Aber auch die regionalen Unterschiede, wie die Küsten und Inseln der Nord- und Ostsee, die hohen Berge und Seen in den Alpen, zahlreiche Mittelgebirge oder die Mecklenburger Seen-Platte, bieten vielfältige Erholungsmöglichkeiten oder Gelegenheiten, um sportliche Aktivitäten auszuüben. Spitzenreiter nach Übernachtungen ist dabei das Bundesland Bayern, gefolgt von Baden-Württemberg.

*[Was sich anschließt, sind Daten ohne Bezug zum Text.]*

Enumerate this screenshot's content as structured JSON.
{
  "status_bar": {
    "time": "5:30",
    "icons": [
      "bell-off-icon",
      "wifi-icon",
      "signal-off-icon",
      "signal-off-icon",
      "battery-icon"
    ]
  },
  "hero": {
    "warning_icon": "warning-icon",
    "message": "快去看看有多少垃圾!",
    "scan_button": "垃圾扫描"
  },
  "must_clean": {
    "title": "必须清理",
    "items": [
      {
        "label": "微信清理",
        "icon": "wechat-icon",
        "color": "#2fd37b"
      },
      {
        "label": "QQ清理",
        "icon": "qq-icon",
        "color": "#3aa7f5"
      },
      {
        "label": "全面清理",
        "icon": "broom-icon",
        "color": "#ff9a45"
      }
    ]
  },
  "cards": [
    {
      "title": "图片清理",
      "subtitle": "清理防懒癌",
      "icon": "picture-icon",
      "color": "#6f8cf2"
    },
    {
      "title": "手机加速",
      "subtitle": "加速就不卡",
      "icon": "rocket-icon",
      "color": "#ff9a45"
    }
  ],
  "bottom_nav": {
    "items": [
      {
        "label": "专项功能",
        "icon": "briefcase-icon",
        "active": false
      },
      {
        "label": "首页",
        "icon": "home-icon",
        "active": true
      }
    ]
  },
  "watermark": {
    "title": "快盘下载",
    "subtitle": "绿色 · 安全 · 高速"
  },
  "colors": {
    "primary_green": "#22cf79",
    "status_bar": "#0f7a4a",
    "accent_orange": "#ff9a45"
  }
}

Zahlreiche Feste, wie das Oktoberfest in München, große Sport-, Kultur- und Musikveranstaltungen sowie Messen und Kongresse locken zudem jährlich Millionen von Besuchern ins Land. Auch der Klimawandel mit immer wärmeren Temperaturen ist mit entscheidend dafür, dass immer mehr Urlauber Ferien im eigenen Land an den Küsten oder in den Bergen verbringen, vor allem in der Sommerzeit.

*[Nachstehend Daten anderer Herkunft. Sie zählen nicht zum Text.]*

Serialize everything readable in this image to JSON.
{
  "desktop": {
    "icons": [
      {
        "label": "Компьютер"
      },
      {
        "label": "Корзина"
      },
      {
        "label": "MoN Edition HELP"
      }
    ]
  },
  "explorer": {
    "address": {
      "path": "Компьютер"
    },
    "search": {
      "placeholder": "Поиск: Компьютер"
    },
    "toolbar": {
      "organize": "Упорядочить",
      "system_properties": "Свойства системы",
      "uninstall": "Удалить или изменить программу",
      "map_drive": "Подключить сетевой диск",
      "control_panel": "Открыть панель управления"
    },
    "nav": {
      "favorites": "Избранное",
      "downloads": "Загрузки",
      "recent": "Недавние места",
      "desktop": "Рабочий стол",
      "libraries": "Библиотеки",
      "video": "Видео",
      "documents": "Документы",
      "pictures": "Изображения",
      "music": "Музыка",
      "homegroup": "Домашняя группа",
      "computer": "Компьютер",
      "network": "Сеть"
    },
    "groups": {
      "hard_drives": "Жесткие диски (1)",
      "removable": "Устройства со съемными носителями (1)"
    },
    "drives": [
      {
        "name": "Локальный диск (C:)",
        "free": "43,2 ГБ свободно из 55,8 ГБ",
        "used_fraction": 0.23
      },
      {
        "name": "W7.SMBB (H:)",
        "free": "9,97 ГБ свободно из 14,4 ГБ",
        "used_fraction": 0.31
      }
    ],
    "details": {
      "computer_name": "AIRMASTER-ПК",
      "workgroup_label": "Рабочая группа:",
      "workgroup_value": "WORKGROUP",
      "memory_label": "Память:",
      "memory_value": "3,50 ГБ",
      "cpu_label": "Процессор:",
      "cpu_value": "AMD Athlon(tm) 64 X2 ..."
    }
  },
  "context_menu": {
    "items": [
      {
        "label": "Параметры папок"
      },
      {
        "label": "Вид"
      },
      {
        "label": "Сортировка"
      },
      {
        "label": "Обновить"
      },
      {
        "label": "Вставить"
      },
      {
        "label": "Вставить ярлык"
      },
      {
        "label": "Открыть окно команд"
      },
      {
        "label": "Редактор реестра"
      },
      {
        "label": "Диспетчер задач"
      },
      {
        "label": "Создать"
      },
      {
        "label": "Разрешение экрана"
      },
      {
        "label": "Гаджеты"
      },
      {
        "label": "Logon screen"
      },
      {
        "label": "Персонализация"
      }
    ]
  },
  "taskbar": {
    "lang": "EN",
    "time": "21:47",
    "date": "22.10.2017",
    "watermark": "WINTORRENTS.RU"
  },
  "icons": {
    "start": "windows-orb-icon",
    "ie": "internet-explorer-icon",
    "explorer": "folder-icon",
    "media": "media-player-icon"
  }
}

Eine sehr gute Infrastruktur, Beherbergungsmöglichkeiten für alle Budgets, politische Stabilität und kaum Streiks sind dabei von Vorteil.

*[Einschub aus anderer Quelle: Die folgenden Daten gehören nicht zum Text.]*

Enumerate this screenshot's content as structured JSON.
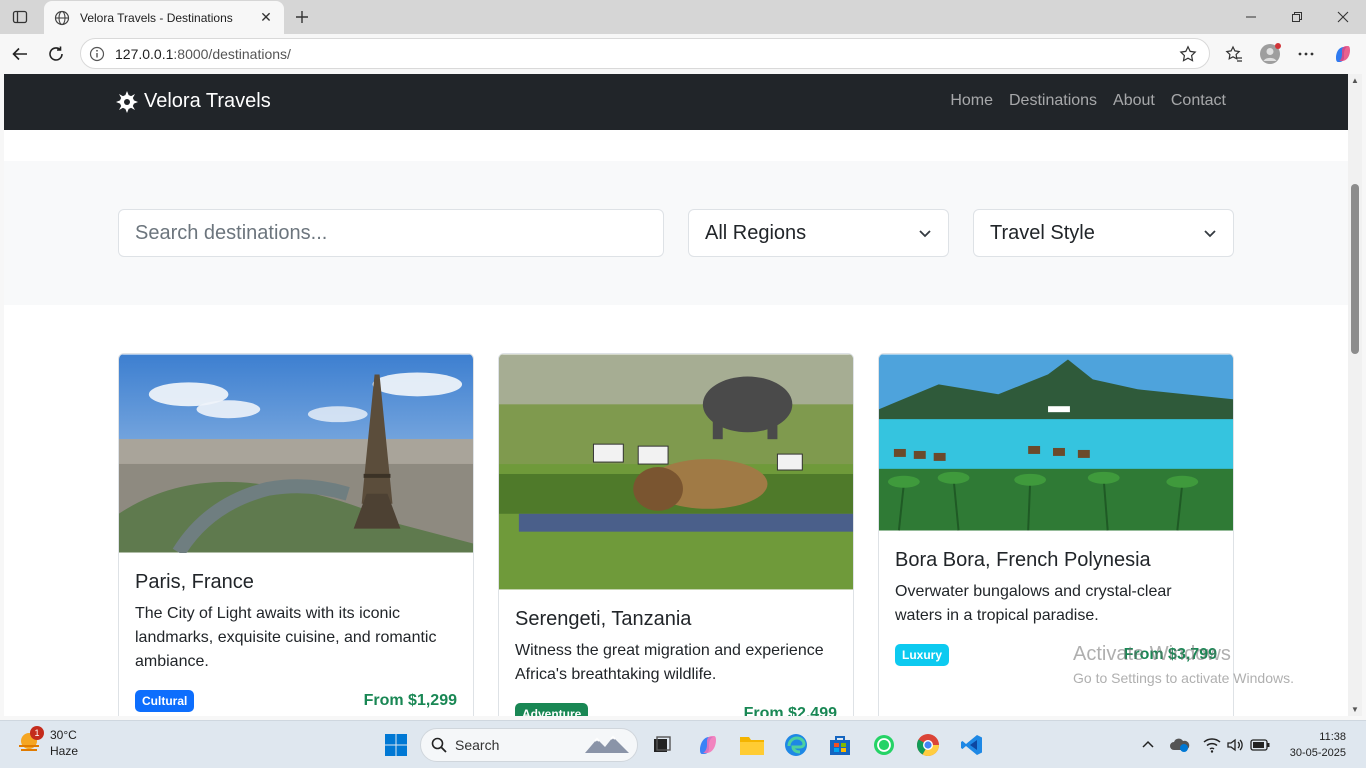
{
  "browser": {
    "tab_title": "Velora Travels - Destinations",
    "url_host": "127.0.0.1",
    "url_rest": ":8000/destinations/"
  },
  "site": {
    "brand": "Velora Travels",
    "nav": [
      "Home",
      "Destinations",
      "About",
      "Contact"
    ]
  },
  "filters": {
    "search_placeholder": "Search destinations...",
    "region_value": "All Regions",
    "style_value": "Travel Style"
  },
  "destinations": [
    {
      "title": "Paris, France",
      "description": "The City of Light awaits with its iconic landmarks, exquisite cuisine, and romantic ambiance.",
      "badge": "Cultural",
      "badge_color": "#0d6efd",
      "price": "From $1,299"
    },
    {
      "title": "Serengeti, Tanzania",
      "description": "Witness the great migration and experience Africa's breathtaking wildlife.",
      "badge": "Adventure",
      "badge_color": "#198754",
      "price": "From $2,499"
    },
    {
      "title": "Bora Bora, French Polynesia",
      "description": "Overwater bungalows and crystal-clear waters in a tropical paradise.",
      "badge": "Luxury",
      "badge_color": "#0dcaf0",
      "price": "From $3,799"
    }
  ],
  "watermark": {
    "line1": "Activate Windows",
    "line2": "Go to Settings to activate Windows."
  },
  "taskbar": {
    "temp": "30°C",
    "condition": "Haze",
    "weather_badge": "1",
    "search_label": "Search",
    "time": "11:38",
    "date": "30-05-2025"
  }
}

Auch als Wirtschaftsfaktor spielt der Fremdenverkehr in Deutschland eine tragende Rolle. Circa 290 Milliarden Euro haben in- und ausländische Besucher im Jahr 2015 für Dienstleistungen und Produkte ausgegeben, was einem Anteil von vier Prozent an der Bruttowertschöpfung entspricht. Knapp 80 Prozent der Ausgeben entfallen dabei auf inländische Touristen.

Direkt im Tourismus sind etwa drei Millionen Menschen beschäftigt. Weitere etwa 1,2 Millionen Menschen arbeiten indirekt für den Fremdenverkehr, zum Beispiel an Flughäfen, auf dem Bau, im Handwerk oder in der Lebensmittelbranche.

Wo viel Licht ist, ist auch Schatten. So spüren seit einigen Jahren vor allem die Skiregionen in den Mittelgebirgen aber auch in den Alpen den Klimawandel. Bis auf wenige Ausnahme-Jahre liegt wenig oder kein Schnee, da die Temperaturen zu hoch sind oder es zu trocken ist. Aber auch der Massentourismus in den Städten mit Low-Budget-Gästen, begünstigt durch Dumpingpreise bei Fluggesellschaften, ist nicht nur ein wirtschaftlicher Segen, sondern für die einheimische Bevölkerung auch ein Fluch.